The final system provides numerous functions, as outlined below:
- Image-to-image generation: the user can draw a shape on a canvas with or without describing roughly what they want to draw. The system will then generate an image based on the user's input.
- Text-to-image generation: the user can describe what they want to draw in English. The system will then generate an image based on the user's input. For this they simply need to not draw anything on the canvas.
- The user can communicate with the system either orally or in writing in English and ask it to perform a specific action. The system will then perform the requested action. The following actions can be done :
- Redrawing : this makes it so the model generates another image based on the same user's input. The prompt and user's scribble stay unchanged.
- Doing the sketch again : this makes it so the user can draw again on the canvas. The prompt stays unchanged.
- Changing the prompt : this makes it so the user can change the prompt. The scribble stays unchanged.

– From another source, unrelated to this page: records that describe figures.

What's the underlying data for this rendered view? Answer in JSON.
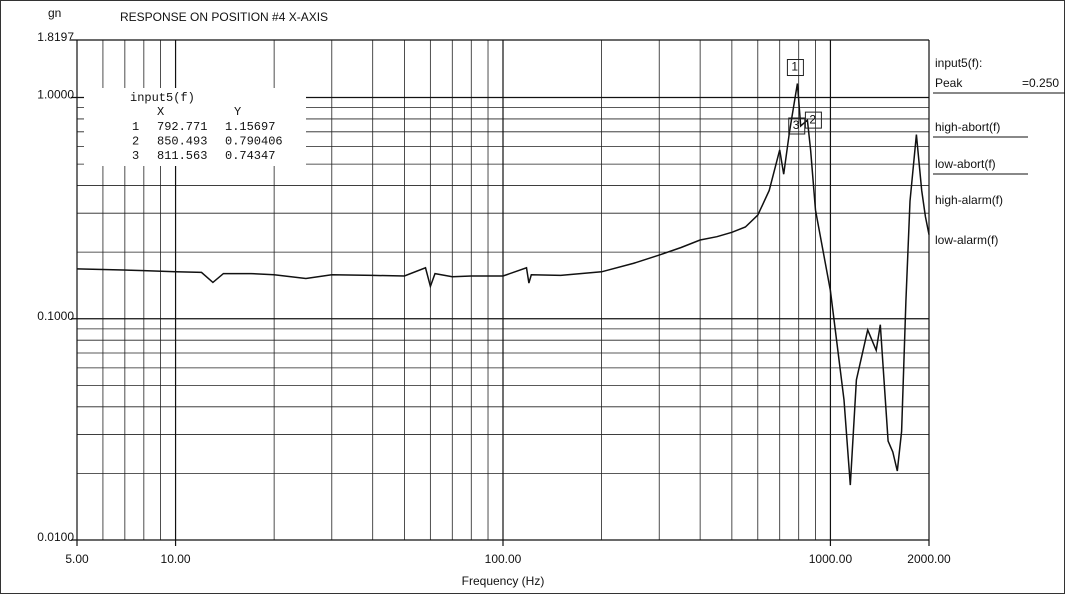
{
  "chart_data": {
    "type": "line",
    "title": "RESPONSE ON POSITION #4  X-AXIS",
    "ylabel": "gn",
    "xlabel": "Frequency (Hz)",
    "xscale": "log",
    "yscale": "log",
    "grid": true,
    "xlim": [
      5,
      2000
    ],
    "ylim": [
      0.01,
      1.8197
    ],
    "xticks": [
      {
        "value": 5,
        "label": "5.00"
      },
      {
        "value": 10,
        "label": "10.00"
      },
      {
        "value": 100,
        "label": "100.00"
      },
      {
        "value": 1000,
        "label": "1000.00"
      },
      {
        "value": 2000,
        "label": "2000.00"
      }
    ],
    "yticks": [
      {
        "value": 0.01,
        "label": "0.0100"
      },
      {
        "value": 0.1,
        "label": "0.1000"
      },
      {
        "value": 1,
        "label": "1.0000"
      },
      1.8197
    ],
    "xminor": [
      6,
      7,
      8,
      9,
      20,
      30,
      40,
      50,
      60,
      70,
      80,
      90,
      200,
      300,
      400,
      500,
      600,
      700,
      800,
      900
    ],
    "yminor": [
      0.02,
      0.03,
      0.04,
      0.05,
      0.06,
      0.07,
      0.08,
      0.09,
      0.2,
      0.3,
      0.4,
      0.5,
      0.6,
      0.7,
      0.8,
      0.9
    ],
    "x": [
      5,
      6,
      8,
      10,
      12,
      13,
      14,
      17,
      20,
      25,
      30,
      40,
      50,
      58,
      60,
      62,
      70,
      80,
      100,
      118,
      120,
      122,
      150,
      200,
      250,
      300,
      350,
      400,
      450,
      500,
      550,
      600,
      650,
      700,
      720,
      750,
      792.771,
      811.563,
      850.493,
      870,
      900,
      1000,
      1100,
      1150,
      1200,
      1300,
      1380,
      1420,
      1500,
      1550,
      1600,
      1650,
      1700,
      1750,
      1830,
      1900,
      1950,
      2000
    ],
    "series": [
      {
        "name": "input5(f)",
        "color": "#111111",
        "values": [
          0.168,
          0.167,
          0.165,
          0.163,
          0.162,
          0.146,
          0.16,
          0.16,
          0.158,
          0.152,
          0.158,
          0.157,
          0.156,
          0.17,
          0.14,
          0.16,
          0.155,
          0.156,
          0.156,
          0.17,
          0.145,
          0.158,
          0.157,
          0.163,
          0.178,
          0.194,
          0.21,
          0.227,
          0.235,
          0.246,
          0.26,
          0.294,
          0.38,
          0.58,
          0.45,
          0.7,
          1.15697,
          0.74347,
          0.790406,
          0.58,
          0.31,
          0.134,
          0.043,
          0.0177,
          0.053,
          0.089,
          0.072,
          0.094,
          0.028,
          0.025,
          0.0205,
          0.031,
          0.12,
          0.34,
          0.68,
          0.38,
          0.29,
          0.24
        ]
      }
    ],
    "cursor_table": {
      "title": "input5(f)",
      "headers": [
        "X",
        "Y"
      ],
      "rows": [
        [
          1,
          792.771,
          1.15697
        ],
        [
          2,
          850.493,
          0.790406
        ],
        [
          3,
          811.563,
          0.74347
        ]
      ]
    },
    "side_labels": {
      "heading": "input5(f):",
      "peak": "Peak",
      "peak_value": "=0.250",
      "items": [
        "high-abort(f)",
        "low-abort(f)",
        "high-alarm(f)",
        "low-alarm(f)"
      ]
    }
  }
}
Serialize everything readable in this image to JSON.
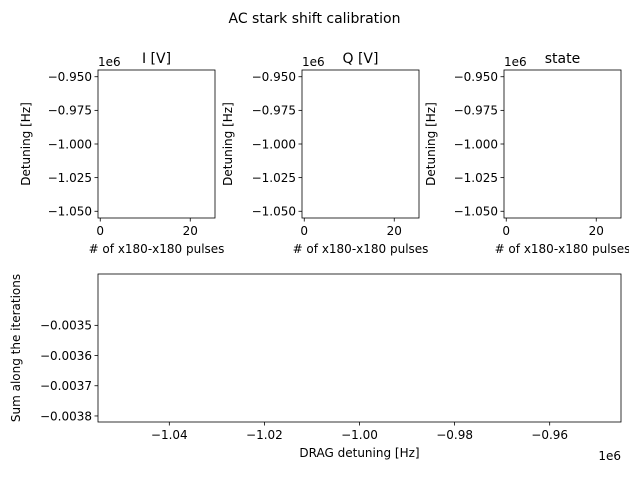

- Showing the sketch : this makes it so the user's sketch is displayed on top on the image generated by the model.
The dependancies are listed in the requirements.txt file.
For the libraries:
pip install -r requirements.txt
For the diffusion model:
python3 model_downloader.py
If the model fails to download, you can download it manually here and put it in the "models" folder within the ImageGenerator agent.
The conversational agent is the brain behind the system, when the systems is launched, a window will pop up :
- Write/Say "I want to draw" to enter the loop. Anything else won't be recognized if you don't state this or a similar sentence.
- The agent will then ask you what you want to draw. You can either write or say what you want to draw. If you want to draw a specific thing, you can say/write it. If you don't know what you want to draw, you can say/write "No clue" or a similar sentence, the system will use a default prompt for this case. The agent will ask you to draw something.
- A new window will pop up, you can draw what you want to draw. When you're done, you can press on "q" to close the window. After about 20 seconds, the system will generate an image based on your drawing and the prompt you gave. The image will be displayed on the whiteboard.